Tortues et geckos : une mission à double enjeu en Martinique

Les espèces exotiques envahissantes constituent une menace de taille pour la biodiversité des îles. De nombreuses espèces de reptiles, arrivées récemment ou installées depuis longtemps, mettent ainsi en péril les populations d’espèces locales parfois endémiques dans plusieurs territoires de la Caraïbe.

Notre projet MERCI (Maîtrise des Espèces de Reptiles exotiques dans la Caraïbe Insulaire) vise à mieux comprendre l’impact de ces espèces sur la faune indigène des Petites Antilles.

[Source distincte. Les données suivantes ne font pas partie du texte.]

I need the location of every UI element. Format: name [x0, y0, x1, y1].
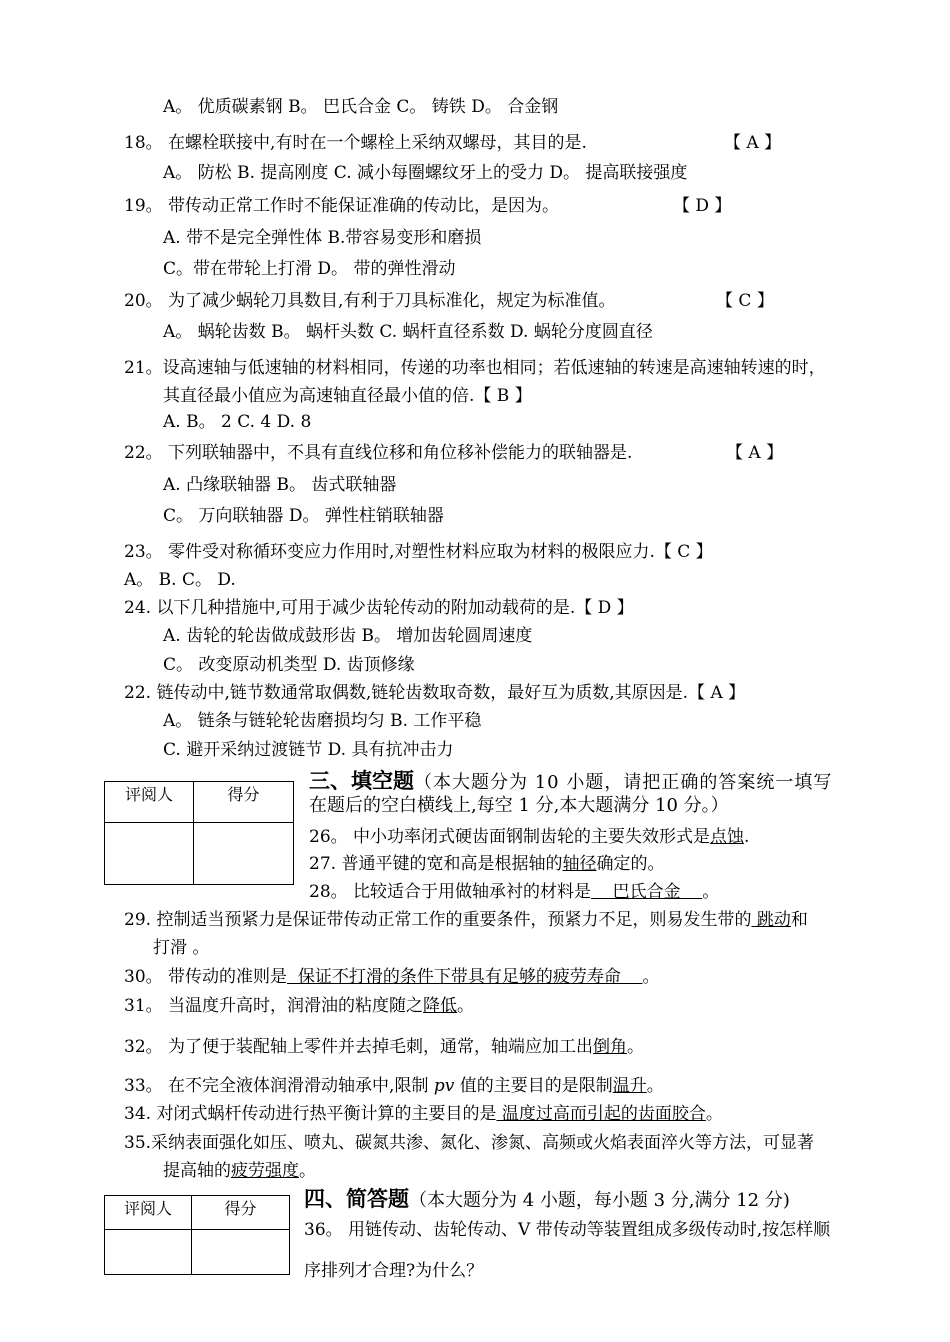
- score-label: 得分: [192, 1196, 290, 1230]
- question-29-end: 和: [790, 910, 808, 930]
- grader-label: 评阅人: [105, 782, 194, 823]
- q17-options: A。 优质碳素钢 B。 巴氏合金 C。 铸铁 D。 合金钢: [163, 97, 559, 117]
- question-33: [124, 1075, 664, 1097]
- question-34-text: 34. 对闭式蜗杆传动进行热平衡计算的主要目的是: [124, 1104, 497, 1124]
- question-21-line-2: 其直径最小值应为高速轴直径最小值的倍.【 B 】: [163, 386, 532, 406]
- q19-option-2: C。带在带轮上打滑 D。 带的弹性滑动: [163, 259, 456, 279]
- section-4-heading: [304, 1186, 790, 1214]
- q19-option-1: A. 带不是完全弹性体 B.带容易变形和磨损: [163, 228, 482, 248]
- question-19: 19。 带传动正常工作时不能保证准确的传动比，是因为。: [124, 196, 560, 216]
- question-30: [124, 966, 659, 988]
- answer-35: 疲劳强度: [231, 1161, 299, 1181]
- question-34-end: 。: [705, 1104, 723, 1124]
- question-28-text: 28。 比较适合于用做轴承衬的材料是: [309, 882, 592, 902]
- grading-box-section-4: [104, 1195, 290, 1275]
- section-4-title: 四、简答题: [304, 1187, 409, 1211]
- grader-cell[interactable]: [105, 1230, 192, 1275]
- question-36-line-1: 36。 用链传动、齿轮传动、V 带传动等装置组成多级传动时,按怎样顺: [304, 1220, 831, 1240]
- answer-30: 保证不打滑的条件下带具有足够的疲劳寿命: [287, 967, 643, 987]
- question-29-text: 29. 控制适当预紧力是保证带传动正常工作的重要条件，预紧力不足，则易发生带的: [124, 910, 752, 930]
- q24-option-1: A. 齿轮的轮齿做成鼓形齿 B。 增加齿轮圆周速度: [163, 626, 533, 646]
- section-3-description-1: （本大题分为 10 小题，请把正确的答案统一填写: [414, 772, 833, 793]
- section-3-heading: [309, 768, 832, 796]
- question-20: 20。 为了减少蜗轮刀具数目,有利于刀具标准化，规定为标准值。: [124, 291, 616, 311]
- q20-options: A。 蜗轮齿数 B。 蜗杆头数 C. 蜗杆直径系数 D. 蜗轮分度圆直径: [163, 322, 653, 342]
- section-3-description-2: 在题后的空白横线上,每空 1 分,本大题满分 10 分。）: [309, 795, 729, 816]
- score-label: 得分: [194, 782, 294, 823]
- answer-20: 【 C 】: [716, 291, 774, 311]
- q18-options: A。 防松 B. 提高刚度 C. 减小每圈螺纹牙上的受力 D。 提高联接强度: [163, 163, 688, 183]
- score-cell[interactable]: [192, 1230, 290, 1275]
- answer-29: 跳动: [751, 910, 791, 930]
- answer-26: 点蚀: [710, 827, 745, 847]
- q22-option-2: C。 万向联轴器 D。 弹性柱销联轴器: [163, 506, 444, 526]
- q25-option-2: C. 避开采纳过渡链节 D. 具有抗冲击力: [163, 740, 454, 760]
- question-35-line-1: 35.采纳表面强化如压、喷丸、碳氮共渗、氮化、渗氮、高频或火焰表面淬火等方法，可显著: [124, 1133, 815, 1153]
- question-27-text: 27. 普通平键的宽和高是根据轴的: [309, 854, 563, 874]
- question-31-text: 31。 当温度升高时，润滑油的粘度随之: [124, 996, 424, 1016]
- question-31: [124, 995, 474, 1017]
- q24-option-2: C。 改变原动机类型 D. 齿顶修缘: [163, 655, 415, 675]
- question-28-end: 。: [702, 882, 720, 902]
- question-32: [124, 1036, 644, 1058]
- answer-27: 轴径: [562, 854, 597, 874]
- question-30-text: 30。 带传动的准则是: [124, 967, 288, 987]
- q23-options: A。 B. C。 D.: [124, 570, 236, 590]
- question-35-line-2: [163, 1160, 316, 1182]
- question-36-line-2: 序排列才合理?为什么？: [304, 1261, 484, 1281]
- question-27-end: 确定的。: [596, 854, 665, 874]
- question-21-line-1: 21。设高速轴与低速轴的材料相同，传递的功率也相同；若低速轴的转速是高速轴转速的时，: [124, 358, 826, 378]
- pv-symbol: pv: [433, 1076, 455, 1096]
- question-27: [309, 853, 664, 875]
- question-33-text: 33。 在不完全液体润滑滑动轴承中,限制: [124, 1076, 434, 1096]
- q22-option-1: A. 凸缘联轴器 B。 齿式联轴器: [163, 475, 397, 495]
- question-35-end: 。: [299, 1161, 316, 1181]
- question-23: 23。 零件受对称循环变应力作用时,对塑性材料应取为材料的极限应力.【 C 】: [124, 542, 713, 562]
- q21-options: A. B。 2 C. 4 D. 8: [163, 412, 312, 432]
- question-24: 24. 以下几种措施中,可用于减少齿轮传动的附加动载荷的是.【 D 】: [124, 598, 634, 618]
- section-4-description: （本大题分为 4 小题，每小题 3 分,满分 12 分): [409, 1190, 790, 1211]
- q25-option-1: A。 链条与链轮轮齿磨损均匀 B. 工作平稳: [163, 711, 482, 731]
- question-34: [124, 1103, 723, 1125]
- answer-18: 【 A 】: [724, 133, 782, 153]
- question-26-end: .: [744, 827, 750, 847]
- question-31-end: 。: [457, 996, 475, 1016]
- answer-22: 【 A 】: [726, 443, 784, 463]
- question-30-end: 。: [642, 967, 660, 987]
- answer-19: 【 D 】: [673, 196, 732, 216]
- grading-box-section-3: [104, 781, 294, 885]
- answer-31: 降低: [423, 996, 458, 1016]
- question-29-line-2: 打滑 。: [153, 938, 210, 958]
- question-35-text: 提高轴的: [163, 1161, 231, 1181]
- question-25: 22. 链传动中,链节数通常取偶数,链轮齿数取奇数，最好互为质数,其原因是.【 A 】: [124, 683, 746, 703]
- answer-33: 温升: [612, 1076, 647, 1096]
- question-32-text: 32。 为了便于装配轴上零件并去掉毛刺，通常，轴端应加工出: [124, 1037, 594, 1057]
- grader-cell[interactable]: [105, 823, 194, 885]
- grader-label: 评阅人: [105, 1196, 192, 1230]
- answer-28: 巴氏合金: [591, 882, 703, 902]
- section-3-title: 三、填空题: [309, 769, 414, 793]
- question-18: 18。 在螺栓联接中,有时在一个螺栓上采纳双螺母，其目的是.: [124, 133, 587, 153]
- answer-32: 倒角: [593, 1037, 628, 1057]
- question-33-end: 。: [646, 1076, 664, 1096]
- question-33-text-2: 值的主要目的是限制: [454, 1076, 613, 1096]
- answer-34: 温度过高而引起的齿面胶合: [496, 1104, 706, 1124]
- score-cell[interactable]: [194, 823, 294, 885]
- question-26-text: 26。 中小功率闭式硬齿面钢制齿轮的主要失效形式是: [309, 827, 711, 847]
- question-26: [309, 826, 749, 848]
- question-32-end: 。: [627, 1037, 645, 1057]
- question-22: 22。 下列联轴器中，不具有直线位移和角位移补偿能力的联轴器是.: [124, 443, 633, 463]
- question-29: [124, 909, 808, 931]
- question-28: [309, 881, 719, 903]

Plusieurs missions ont déjà été menées, permettant de mettre en place un protocole scientifique rigoureux basé sur des méthodes complémentaires. Dernière en date, une mission en Martinique menée en novembre dernier par Christopher Cambrone, coordinateur scientifique du projet, a permis à la fois de continuer l’étude de tortues d’eau douce invasives et de mener des expériences préliminaires sur des geckos.

Trachemys scripta © Laurent Lebois

La tortue de Floride (Trachemys scripta), originaire des Etats-Unis, est invasive dans de nombreuses parties du monde, y compris la Caraïbe. Lors d’une précédente mission en Martinique dont le rôle principal était de mettre en place un programme de suivi des tortues via des pièges photographiques (lire l’article), plus d’une vingtaine d’individus avaient été capturés. De retour en Martinique, Christopher s’est rendu dans les locaux de l’Ifremer, un institut de recherche spécialisé en science maritime, pour procéder à la dissection de ces individus. Les tractus digestifs ont été collectés, et ramenés en Guadeloupe. Des analyses moléculaires permettront d’identifier la nourriture consommée par les tortues, et donc de mieux comprendre leur impact sur la biodiversité locale en termes de prédation et de compétition. Pour compléter les connaissances sur les caractéristiques de ces animaux en dehors de leur territoire natif, des échantillons de foie ont aussi été prélevés. Ils serviront à repérer d’éventuels parasites et pathogènes susceptibles d’affecter les tortues.

La mission ne s’arrête pas là : Christopher s’est également penché sur le gecko tokay (Gekko gecko), un autre reptile invasif originaire d’Asie. En septembre, Kévin Urvoy, qui travaille sur les Espèces Exotiques Envahissantes à l’OFB (Office Français de la Biodiversité), avait mis en place des dizaines d’abris artificiels, répartis dans des zones à la fois urbaines et péri-urbaines. Les visites des abris permettront d’en savoir plus sur les préférences environnementales de ces geckos. Christopher a pu confirmer l’efficacité des abris, en observant de nombreux individus dans ces derniers. Il a aussi mis au point une technique de capture spécifiquement adapté à cet animal, avec l’objectif de procéder aux mêmes analyses que pour les tortues. Ces captures s’effectueront lors d’une prochaine mission, prévue début 2023. En attendant, les analyses des échantillons et des données déjà récoltées continuent à livrer leurs secrets sur ces espèces aussi charismatiques que problématiques.

Gecko tokay dans un abri artificiel.

 

Le projet MERCI est cofinancé par le programme INTERREG Caraïbes au titre du Fonds Européen de Développement Régional.